第1話 私の家
19○○年の3月。私は産まれた。一人娘の私は何一つ不自由なく、ある程度の裕福ではあった。田舎暮らしではあるが、一軒家に住み、父は大手の会社に務めるサラリーマン。母は専業主婦。
父は無口ではあったが、人一倍行動力があり、家族ですらその行動力はびっくりするほど。

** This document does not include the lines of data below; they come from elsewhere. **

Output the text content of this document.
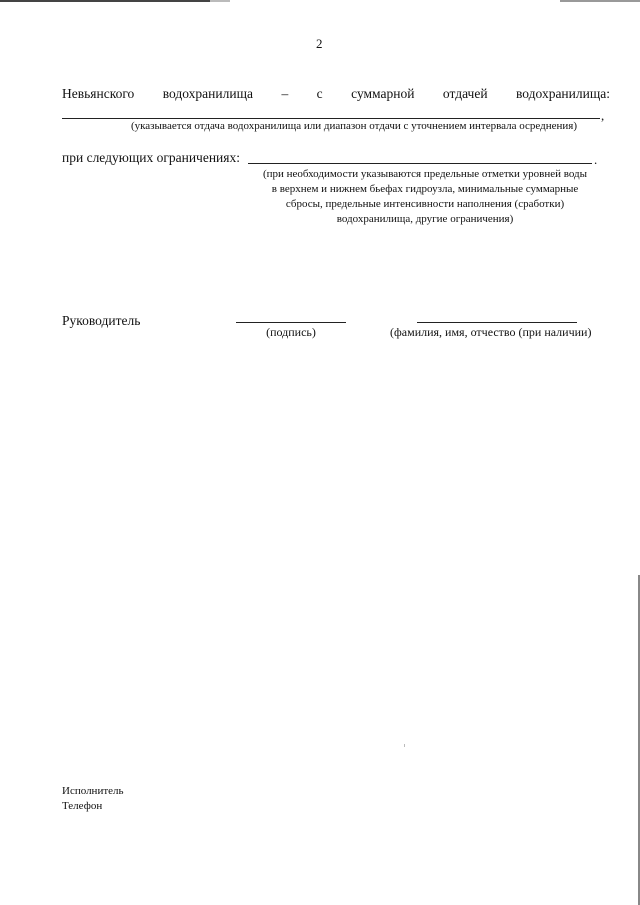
2
Невьянского водохранилища – с суммарной отдачей водохранилища:
,
(указывается отдача водохранилища или диапазон отдачи с уточнением интервала осреднения)
при следующих ограничениях:	.
(при необходимости указываются предельные отметки уровней воды
в верхнем и нижнем бьефах гидроузла, минимальные суммарные
сбросы, предельные интенсивности наполнения (сработки)
водохранилища, другие ограничения)
Руководитель
(подпись)	(фамилия, имя, отчество (при наличии)
Исполнитель
Телефон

母はよく喋るが、1人で行動するのは苦手で怖がりな所があった。だけど母はいつも父に強気だ。そんな母に父はいつも弱気だ。
平凡などこにでもある、絵にかいた様な家族だ。
私は自分の家が大好きだった。
文句なんて何一つ無かった。
父は仕事で毎日帰宅が遅くなっても、愚痴一つこぼさず、母は毎日私を笑わせてくれた。
不定休だったが、父の休みの日は決まって家族でお出かけをした。母はペーパードライバーだったので父の休みの日は必ず買い物をして、外食。あるいは、県をまたいでの旅行。とにかく絶対1回は出かける家だった。
小学生だった私は自慢の家族だった。
そして私も天真爛漫に育った。父と母が笑ってくれるのが嬉しくて、夜な夜な父がビールを飲む横で笑かそうと必死で起きていた。
母はそんな私に寝なさい。と怒るのではなく、いつも笑って私と一緒に父を笑かしていた。
そして、疲れて幸せそうにリビングで眠る私を父は起こさない様に優しく抱き上げて寝室まで運んでくれる。それが小学生になっても続いた。